With respect to defendants’ affirmative misrepresentations, the court held that under the Supreme Court’s Basic “fraud on the market” doctrine, reliance by investors could also be presumed because Barclays’ stock trades in an efficient market. Its stock price would therefore have reflected defendants’ misrepresentations and omissions during the Class Period.
Of particular interest to Section 10(b) class action plaintiffs is the court’s rejection of defendants’ argument that to show market efficiency, plaintiffs must provide so-called “event studies” showing that the market price of the company’s stock price reacted quickly to the disclosure of new material information about the company. As in the Petrobras decision discussed in the previous article, though plaintiffs did in fact proffer an event study, the court held – consistent with a vast body of case law – that no one measure of market efficiency was determinative and that plaintiffs could demonstrate market efficiency through a series of other measures, which plaintiffs also provided here.

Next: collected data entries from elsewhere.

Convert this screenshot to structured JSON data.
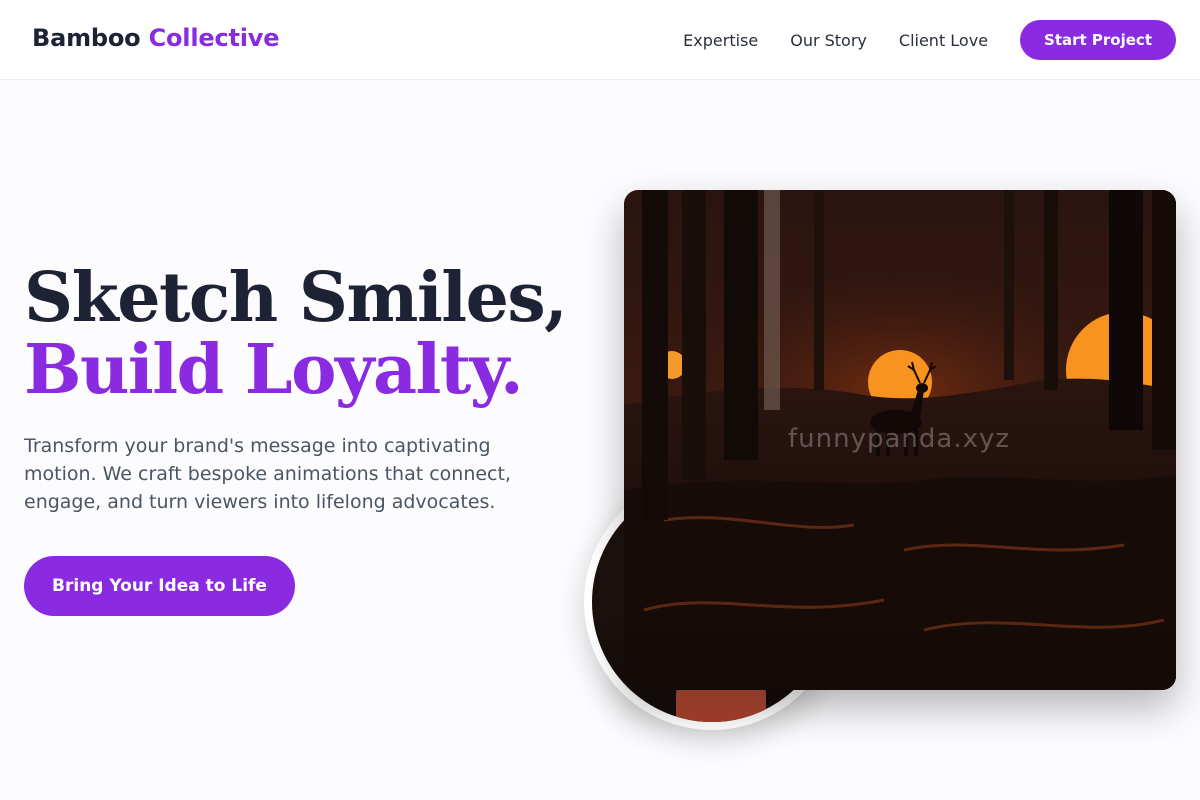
{
  "header": {
    "brand_part1": "Bamboo",
    "brand_part2": "Collective",
    "nav": [
      "Expertise",
      "Our Story",
      "Client Love"
    ],
    "cta_label": "Start Project"
  },
  "hero": {
    "title_line1": "Sketch Smiles,",
    "title_line2": "Build Loyalty.",
    "description": "Transform your brand's message into captivating motion. We craft bespoke animations that connect, engage, and turn viewers into lifelong advocates.",
    "cta_label": "Bring Your Idea to Life"
  },
  "media": {
    "watermark": "funnypanda.xyz",
    "main_image": "forest-deer-sunset-illustration",
    "secondary_image": "circular-character-thumbnail"
  },
  "colors": {
    "accent": "#8a2be2",
    "heading": "#1e2235",
    "body_text": "#4b5563",
    "background": "#fcfbfd"
  }
}
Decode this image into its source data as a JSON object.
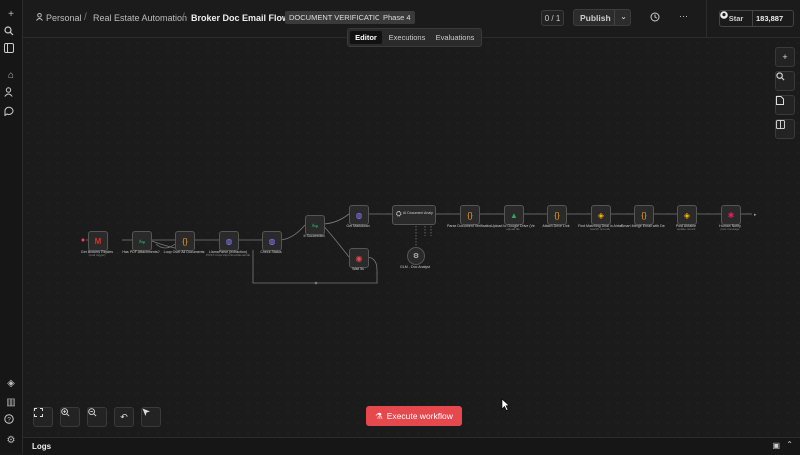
{
  "breadcrumb": {
    "workspace": "Personal",
    "project": "Real Estate Automation",
    "workflow": "Broker Doc Email Flow"
  },
  "tags": [
    "DOCUMENT VERIFICATION",
    "Phase 4"
  ],
  "header": {
    "version_counter": "0 / 1",
    "publish_label": "Publish",
    "star_label": "Star",
    "star_count": "183,887"
  },
  "tabs": [
    "Editor",
    "Executions",
    "Evaluations"
  ],
  "active_tab": "Editor",
  "nodes": [
    {
      "id": "n1",
      "label": "Get Brokers Replies",
      "sub": "(mail trigger)",
      "icon": "gmail-icon",
      "color": "#d93025"
    },
    {
      "id": "n2",
      "label": "Has PDF Attachments?",
      "sub": "",
      "icon": "filter-icon",
      "color": "#26a269"
    },
    {
      "id": "n3",
      "label": "Loop Over All Documents",
      "sub": "",
      "icon": "code-braces-icon",
      "color": "#f0a020"
    },
    {
      "id": "n4",
      "label": "LlamaParse (extraction)",
      "sub": "POST: https://api.cloud.llamaindex",
      "icon": "globe-icon",
      "color": "#8a7cff"
    },
    {
      "id": "n5",
      "label": "Check Status",
      "sub": "",
      "icon": "globe-icon",
      "color": "#8a7cff"
    },
    {
      "id": "n6",
      "label": "If Succeeded",
      "sub": "",
      "icon": "filter-icon",
      "color": "#26a269"
    },
    {
      "id": "n7",
      "label": "Get Markdown",
      "sub": "",
      "icon": "globe-icon",
      "color": "#8a7cff"
    },
    {
      "id": "n8",
      "label": "Wait 5s",
      "sub": "",
      "icon": "wait-icon",
      "color": "#e5484d"
    },
    {
      "id": "n9",
      "label": "AI Document Analyst",
      "sub": "",
      "icon": "robot-icon",
      "color": "#dddddd"
    },
    {
      "id": "n10",
      "label": "GLM - Doc Analyst",
      "sub": "",
      "icon": "gear-icon",
      "color": "#dddddd"
    },
    {
      "id": "n11",
      "label": "Parse Document Verification Result",
      "sub": "",
      "icon": "code-braces-icon",
      "color": "#f0a020"
    },
    {
      "id": "n12",
      "label": "Upload to Google Drive (Verified)",
      "sub": "upload file",
      "icon": "drive-icon",
      "color": "#34a853"
    },
    {
      "id": "n13",
      "label": "Attach Drive Link",
      "sub": "",
      "icon": "code-braces-icon",
      "color": "#f0a020"
    },
    {
      "id": "n14",
      "label": "Find Matching Deal in Airtable",
      "sub": "search records",
      "icon": "airtable-icon",
      "color": "#fcb400"
    },
    {
      "id": "n15",
      "label": "Smart Merge Email with Deal Airtable Base",
      "sub": "",
      "icon": "code-braces-icon",
      "color": "#f0a020"
    },
    {
      "id": "n16",
      "label": "Post Airtable",
      "sub": "update record",
      "icon": "airtable-icon",
      "color": "#fcb400"
    },
    {
      "id": "n17",
      "label": "Human Notify",
      "sub": "post message",
      "icon": "slack-icon",
      "color": "#e01e5a"
    }
  ],
  "execute_label": "Execute workflow",
  "logs_label": "Logs"
}
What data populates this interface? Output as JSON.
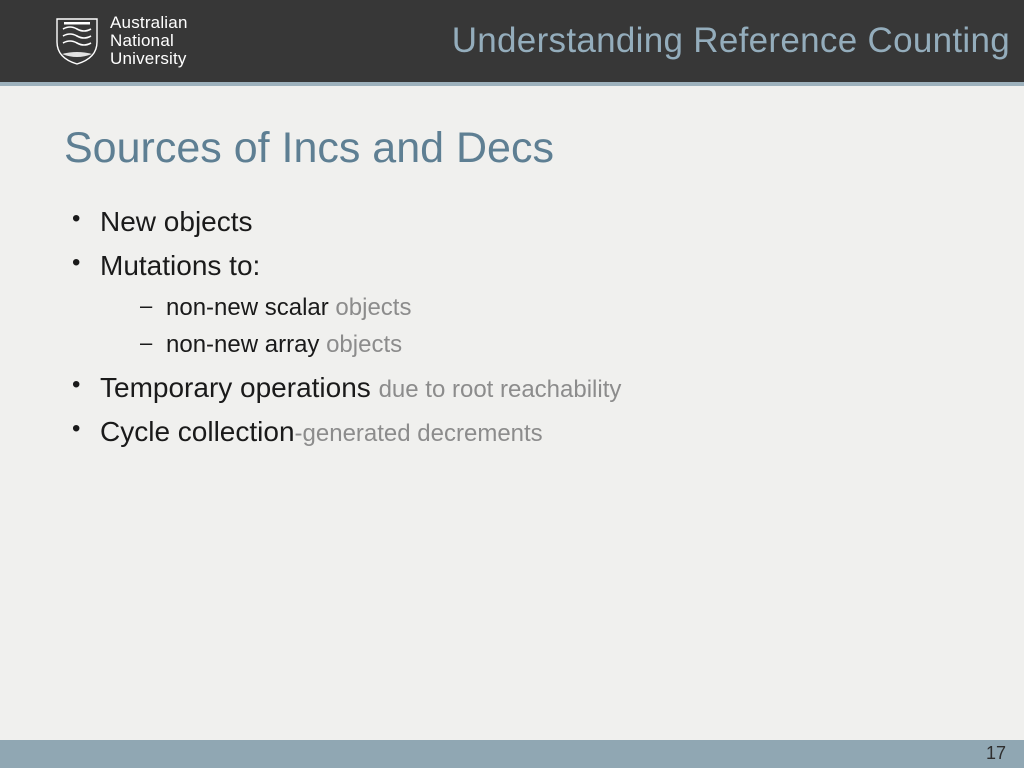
{
  "header": {
    "uni_line1": "Australian",
    "uni_line2": "National",
    "uni_line3": "University",
    "title": "Understanding Reference Counting"
  },
  "slide": {
    "title": "Sources of Incs and Decs",
    "bullets": {
      "b1": "New objects",
      "b2": "Mutations to:",
      "b2a_main": "non-new scalar ",
      "b2a_muted": "objects",
      "b2b_main": "non-new array ",
      "b2b_muted": "objects",
      "b3_main": "Temporary operations ",
      "b3_muted": "due to root reachability",
      "b4_main": "Cycle collection",
      "b4_muted": "-generated decrements"
    }
  },
  "footer": {
    "page": "17"
  }
}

In so holding, the court observed that event studies are usually conducted across “a large swath of firms,” but “when the event study is used in a litigation to examine a single firm, the chances of finding statistically significant results decrease dramatically,” thus not providing an accurate assessment of market efficiency. The district court then found, following its extensive analysis, that plaintiffs sufficiently established market efficiency indirectly and thus direct evidence from event studies was unnecessary. Thus, the court went even further than the court in Barclays in downplaying the importance of event studies on class certification motions.
The district court also rejected defendants’ contention that certification should be denied because plaintiffs had supposedly failed to proffer a proper class wide damages model pursuant to the Supreme Court’s decision in Comcast. In rejecting that contention, the court recognized that the “Second Circuit has rejected a broad reading of Comcast” in its Roach v. T.L. Cannon Corp. decision. Indeed, the district court noted the Second Circuit’s finding in Roach that Comcast “did not hold that proponents of class certification must rely upon a classwide damages model to demonstrate predominance...[T]he fact that damages may have to be ascertained on an individual basis is not sufficient to defeat class certification.” The district court held that our expert’s proposal of using an event study and the constant dollar method to calculate damages is consistent with the theory of the case, and one that is typically used in securities class actions. The district court rejected defendants’ contention that plaintiffs should have proffered a model to identify and disaggregate confounding information as irrelevant, given that confoundinginformation would affect all class members the same.